Tous les 5 ans c’est la même histoire : la droite et la gauche se lamentent de ce que les Français ne votent pas pour eux, les partis institutionnels, majoritaires, sérieux, ceux qui se succèdent à la tête de l’Etat et de l’Europe depuis 50 ans faisant varier, juste autant que nécessaire, le degré de malhonnêteté au prorata du degré d’incompétence. Il y en a pourtant des différences entre le Parti populaire européen (de droite), le Parti socialiste européen (de gauche) et l’Alliance des libéraux et des démocrates (du centre)… ou plutôt des degrés d’indifférence et d’inutilité.
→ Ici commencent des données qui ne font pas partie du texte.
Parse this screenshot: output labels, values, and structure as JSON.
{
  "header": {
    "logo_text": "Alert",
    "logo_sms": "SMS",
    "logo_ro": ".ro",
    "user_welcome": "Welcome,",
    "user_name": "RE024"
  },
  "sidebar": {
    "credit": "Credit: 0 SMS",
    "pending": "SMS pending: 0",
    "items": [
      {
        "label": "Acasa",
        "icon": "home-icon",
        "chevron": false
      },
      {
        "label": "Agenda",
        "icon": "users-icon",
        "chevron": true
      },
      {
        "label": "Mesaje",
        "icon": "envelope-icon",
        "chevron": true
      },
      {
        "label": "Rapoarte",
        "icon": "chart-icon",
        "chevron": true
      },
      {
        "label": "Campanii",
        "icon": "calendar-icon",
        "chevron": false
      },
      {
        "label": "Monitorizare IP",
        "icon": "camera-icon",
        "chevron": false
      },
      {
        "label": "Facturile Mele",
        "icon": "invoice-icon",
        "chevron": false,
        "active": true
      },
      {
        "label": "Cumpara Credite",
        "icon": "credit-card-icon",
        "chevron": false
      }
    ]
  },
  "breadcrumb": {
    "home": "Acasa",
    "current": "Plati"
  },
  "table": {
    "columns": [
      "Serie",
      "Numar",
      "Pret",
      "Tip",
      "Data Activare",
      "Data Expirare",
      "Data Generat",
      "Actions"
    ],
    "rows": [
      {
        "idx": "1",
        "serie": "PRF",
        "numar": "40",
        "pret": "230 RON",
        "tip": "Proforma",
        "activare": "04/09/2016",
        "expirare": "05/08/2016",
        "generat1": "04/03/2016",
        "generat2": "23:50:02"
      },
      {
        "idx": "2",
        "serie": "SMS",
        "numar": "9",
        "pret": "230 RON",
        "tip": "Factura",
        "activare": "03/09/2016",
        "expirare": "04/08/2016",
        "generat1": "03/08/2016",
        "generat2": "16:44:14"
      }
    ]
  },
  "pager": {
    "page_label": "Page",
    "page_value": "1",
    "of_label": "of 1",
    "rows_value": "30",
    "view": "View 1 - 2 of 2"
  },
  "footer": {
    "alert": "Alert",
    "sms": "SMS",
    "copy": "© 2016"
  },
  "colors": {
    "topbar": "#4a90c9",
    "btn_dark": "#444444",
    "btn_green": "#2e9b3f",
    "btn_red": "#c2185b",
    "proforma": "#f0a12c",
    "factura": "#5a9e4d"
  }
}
Tous les 5 ans on y a droit : la grande alliance de la droite, de la gauche et même parfois du centre pour se partager les postes et les rémunérations qui s’y affèrent ! Vous pensez que j’exagère mais pour bien comprendre comment cela se passe, il suffit d’étudier attentivement la liste des présidents du Parlement européens depuis qu’ils sont élus, c’est à dire depuis 1979. A chaque mandature il y a 2 présidents successifs qui représentent … les deux partis arrivés en tête à l’assemblée :

– de 1979 à 1984 : Simone Veil (centre), elle démissionne en 1982 et laisse la place à Piet Dankert, (gauche) ;

– de 1984 à 1989 : Pierre Pflimlin (centre) qui démissionne en 1987 et laisse la place à  Henry Plumb (droite) ;

– de 1989 à 1994 : Enrique Barón Crespo (gauche) qui démissionne en 1992 au profit de Egon Klepsch (droite) ;

– de 1994 à 1999 : Klaus Hänsch (gauche) qui démissionne en 1997 et laisse la place à José María Gil-Robles (droite) ;

– de 1999 à 2004 : Nicole Fontaine (droite). Elle démissionne en 2002 au profit de Pat Cox (centre) ;

– de 2004 à 2009 : Josep Borrell Fontelles  (gauche) qui laisse sa place à Hans-Gert Pöttering (droite) en 2007 ;

Jerzy Buzek elu président du Parlement par la droite en 2009, il démissionne pour laisser la place à un président de gauche 3 ans plus tard
Jerzy Buzek elu président du Parlement par la droite en 2009, il démissionne pour laisser la place à un président de gauche 3 ans plus tard

Alors pendant la campagne de 2009 face aux accusations des Verts, des nationalistes, de l’extrême gauche et même du centre de Bayrou, tous les candidats de l’UMP et du PS l’ont juré le cœur sur la main … aucun accord, aucune entente, la démocratie et juste la démocratie … conclusion Jerzy Buzek (droite) est élu Président du Parlement en 2009 … et vous le savez déjà, il démissionne en 2012 et bizarrement c’est Martin Schulz (gauche) qui est élu pour lui succéder … pas d’entente  nous promettaient-ils !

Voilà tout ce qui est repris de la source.